Kiro wins if you want deeper spec lifecycle management (specs that update when code changes), are already in the AWS ecosystem, and value the integrated hooks for automation (running tests on file save, generating PR summaries automatically).

The architectural difference is meaningful: Spec Kit writes a spec and hands it off. Kiro maintains the spec as a living document across the project’s lifetime. For short, well-scoped features, Spec Kit’s approach is perfectly sufficient. For long-running features with evolving requirements, Kiro’s living-spec model prevents the artifact from going stale.


Limitations

Static specs. Once Spec Kit hands the spec to an implementation agent, the spec is not automatically updated as the implementation evolves. If requirements change mid-implementation, you update the spec manually. Kiro’s living-spec model handles this; Spec Kit does not.

No multi-agent orchestration. Spec Kit is designed for a single agent working sequentially through the task list. Teams experimenting with multi-agent workflows (one agent per task, running in parallel) will need to build their own orchestration layer.

No hooks. Spec Kit has no equivalent to Kiro’s event-driven Hooks — no automated test runs on file save, no PR summary generation. The workflow automation must come from elsewhere in your stack (CI/CD, IDE extensions, GitHub Actions).

Paradigm shift required. The spec-first workflow adds friction compared to jumping directly into code. Developers working on small, exploratory features may find the specify → plan → tasks chain longer than the task warrants.

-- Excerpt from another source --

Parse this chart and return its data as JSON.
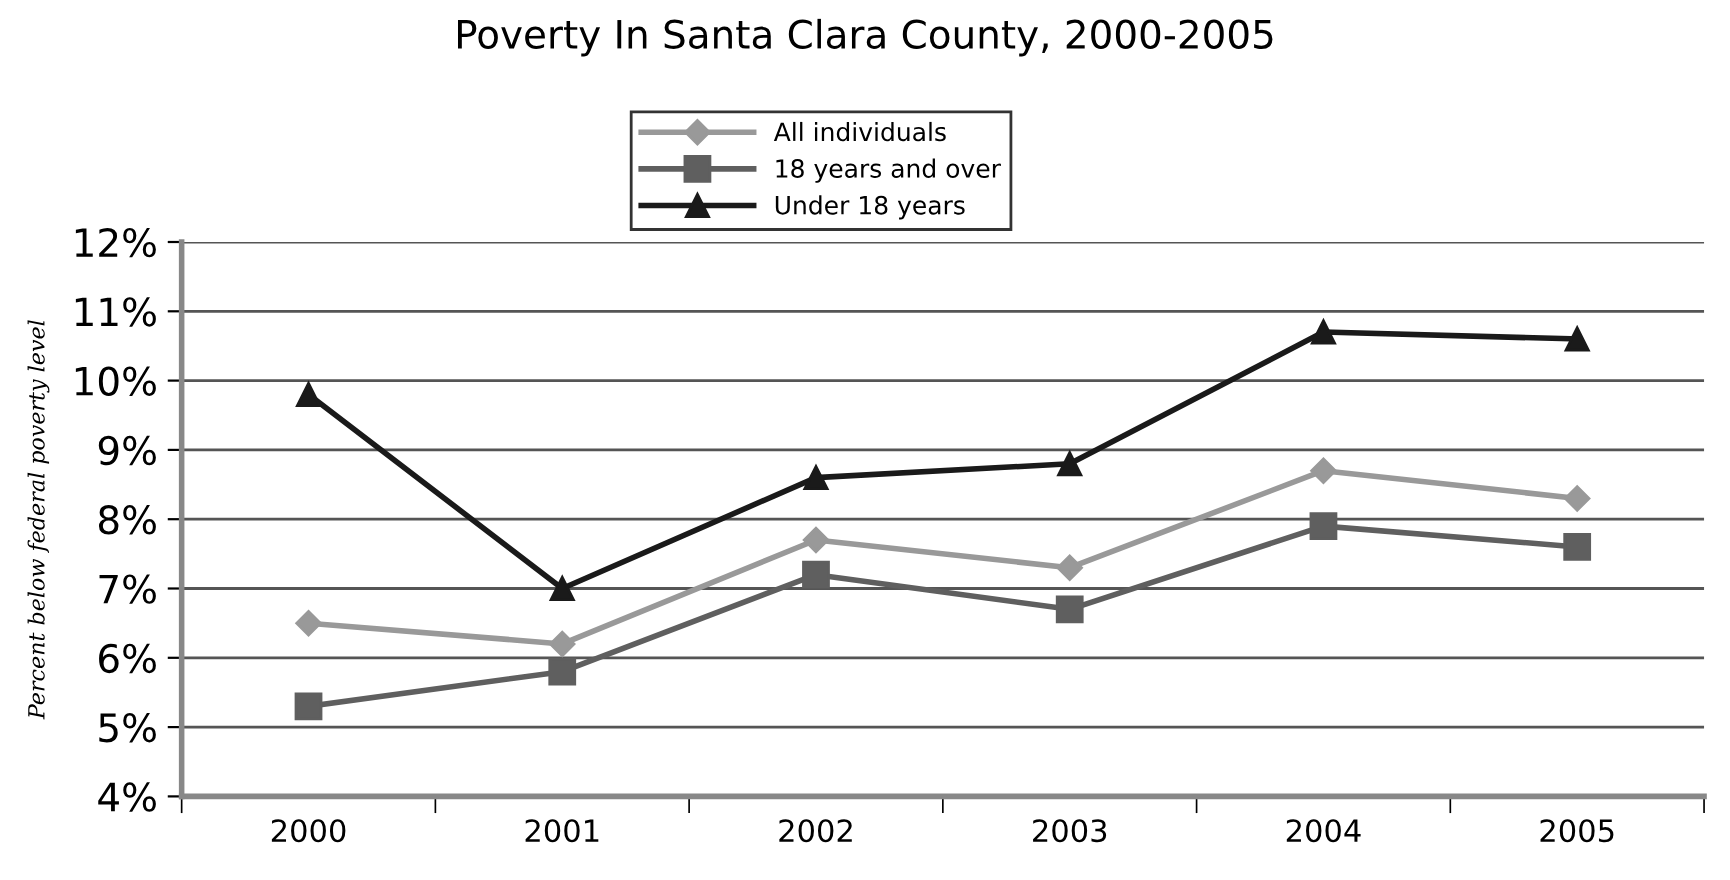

Python dependency. Spec Kit requires Python 3.11+. Teams working primarily in non-Python stacks will need Python in their environment for the CLI, even if their product code is in another language.


Who Spec Kit Is For

Strong fit:

  • Teams using multiple AI coding agents and wanting consistent workflow structure across all of them
  • Developers who have experienced spec-first benefits (reduced rework, clearer requirements) and want that without switching IDEs
  • Engineers building features where requirements clarity matters more than speed — backend systems, APIs, data pipelines, multi-service integrations

Weaker fit:

  • Solo developers on fast-moving prototypes where the specify → plan → tasks overhead exceeds the feature scope
  • Teams already committed to the Kiro ecosystem who want living specs and hooks
  • Projects where requirements are inherently emergent and hard to specify in advance

Bottom Line

GitHub Spec Kit is the best argument for spec-driven development that doesn’t cost you your IDE or your agent of choice. At 107K GitHub stars, MIT license, and 30+ integrations, it has genuine community momentum and broad compatibility. The slash command interface is clean. The four-phase workflow is well-structured. The quality gates (clarify, checklist, analyze) add real value when used.

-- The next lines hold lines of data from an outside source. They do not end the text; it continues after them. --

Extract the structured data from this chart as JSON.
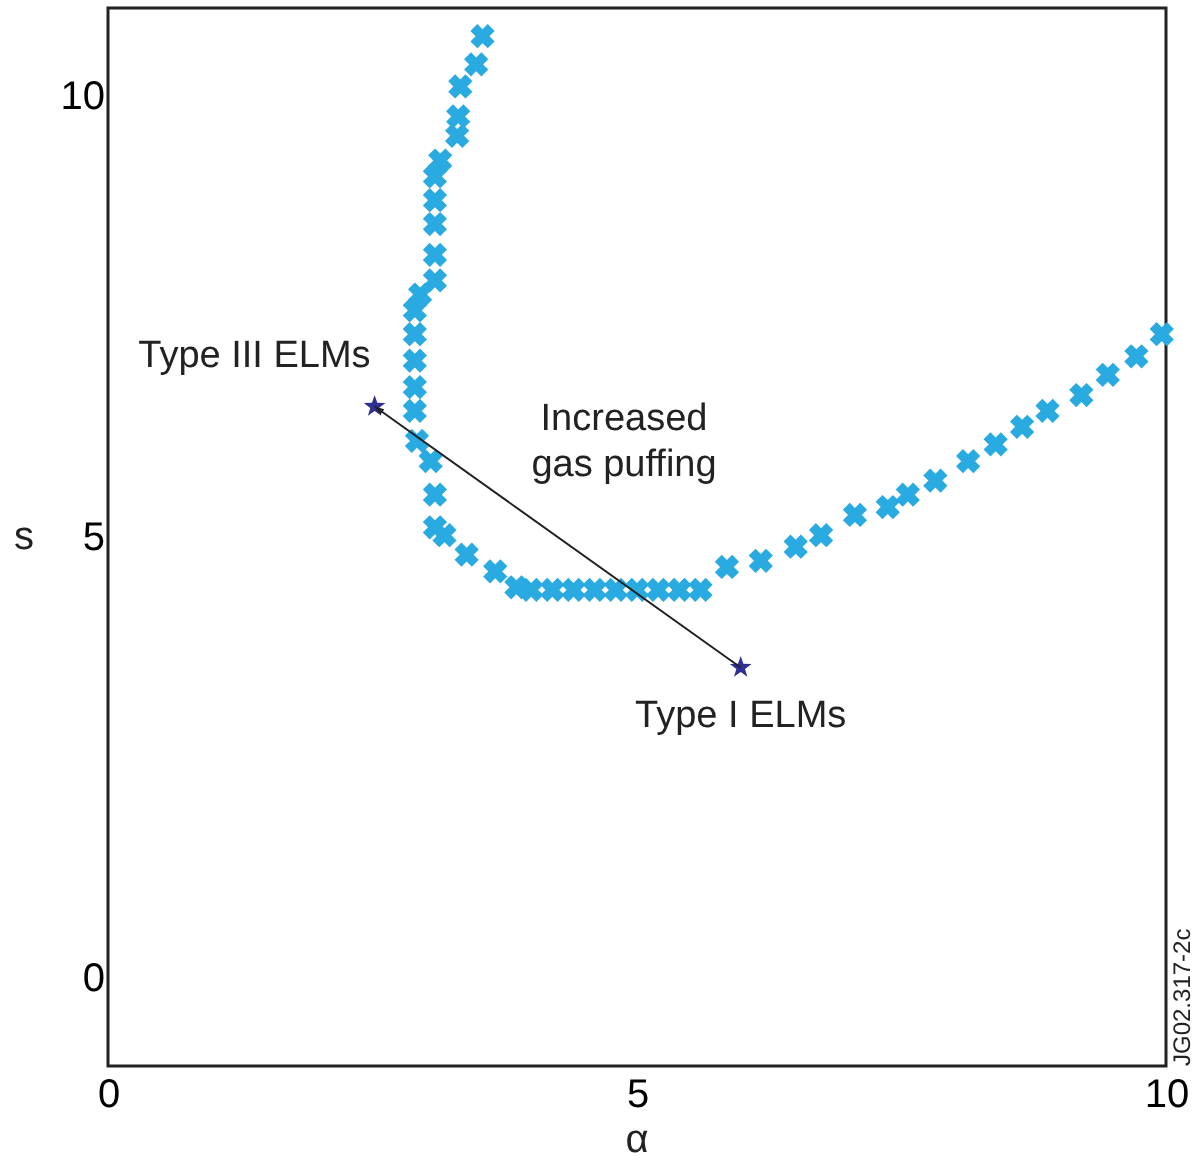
{
  "chart_data": {
    "type": "scatter",
    "xlabel": "α",
    "ylabel": "s",
    "xlim": [
      0,
      10
    ],
    "ylim": [
      -1,
      11
    ],
    "xticks": [
      0,
      5,
      10
    ],
    "yticks": [
      0,
      5,
      10
    ],
    "grid": false,
    "series": [
      {
        "marker": "cross",
        "color": "#29aae1",
        "x": [
          3.54,
          3.48,
          3.33,
          3.31,
          3.3,
          3.14,
          3.09,
          3.09,
          3.09,
          3.09,
          3.09,
          2.95,
          2.9,
          2.9,
          2.9,
          2.9,
          2.9,
          2.92,
          3.05,
          3.09,
          3.09,
          3.18,
          3.39,
          3.66,
          3.86,
          4.0,
          4.2,
          4.4,
          4.6,
          4.8,
          5.0,
          5.2,
          5.4,
          5.6,
          5.85,
          6.17,
          6.5,
          6.74,
          7.06,
          7.37,
          7.56,
          7.82,
          8.13,
          8.39,
          8.64,
          8.88,
          9.2,
          9.45,
          9.72,
          9.96
        ],
        "values": [
          10.68,
          10.36,
          10.11,
          9.77,
          9.55,
          9.27,
          9.09,
          8.82,
          8.55,
          8.2,
          7.91,
          7.75,
          7.57,
          7.3,
          7.0,
          6.7,
          6.43,
          6.09,
          5.86,
          5.48,
          5.11,
          5.02,
          4.8,
          4.61,
          4.43,
          4.4,
          4.4,
          4.4,
          4.4,
          4.4,
          4.4,
          4.4,
          4.4,
          4.4,
          4.66,
          4.73,
          4.89,
          5.02,
          5.25,
          5.34,
          5.48,
          5.64,
          5.86,
          6.05,
          6.25,
          6.43,
          6.61,
          6.84,
          7.05,
          7.3
        ]
      },
      {
        "marker": "star",
        "color": "#2e3192",
        "x": [
          2.52,
          5.98
        ],
        "values": [
          6.48,
          3.52
        ]
      }
    ],
    "annotations": [
      {
        "text": "Type III ELMs",
        "x": 2.52,
        "y": 6.48
      },
      {
        "text": "Type I ELMs",
        "x": 5.98,
        "y": 3.52
      },
      "Increased\ngas puffing",
      "JG02.317-2c"
    ]
  }
}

The limitation is honest: Spec Kit writes specs; it does not maintain them. For teams who need specs to stay synchronized with evolving implementations, Kiro’s living-spec model is architecturally superior. For teams who need portability and low friction, Spec Kit is the better call.

This is the right tool for most builders who want to try spec-driven development without committing to a new IDE.


At a Glance

Repository github/spec-kit
Stars 107K (as of May 2026)
License MIT
Latest version v0.8.7 (May 7, 2026)
CLI package specify-cli
Install uv tool install specify-cli --from git+https://github.com/github/spec-kit@main
Requires Python 3.11+
Agents supported 30+
Price Free
Documentation github.github.com/spec-kit

Rating: 4/5 — Excellent open-source SDD toolkit with broad agent support. Loses one star for static (not living) specs and absence of hook-style automations, both of which Kiro addresses. For portability and zero cost, nothing beats it.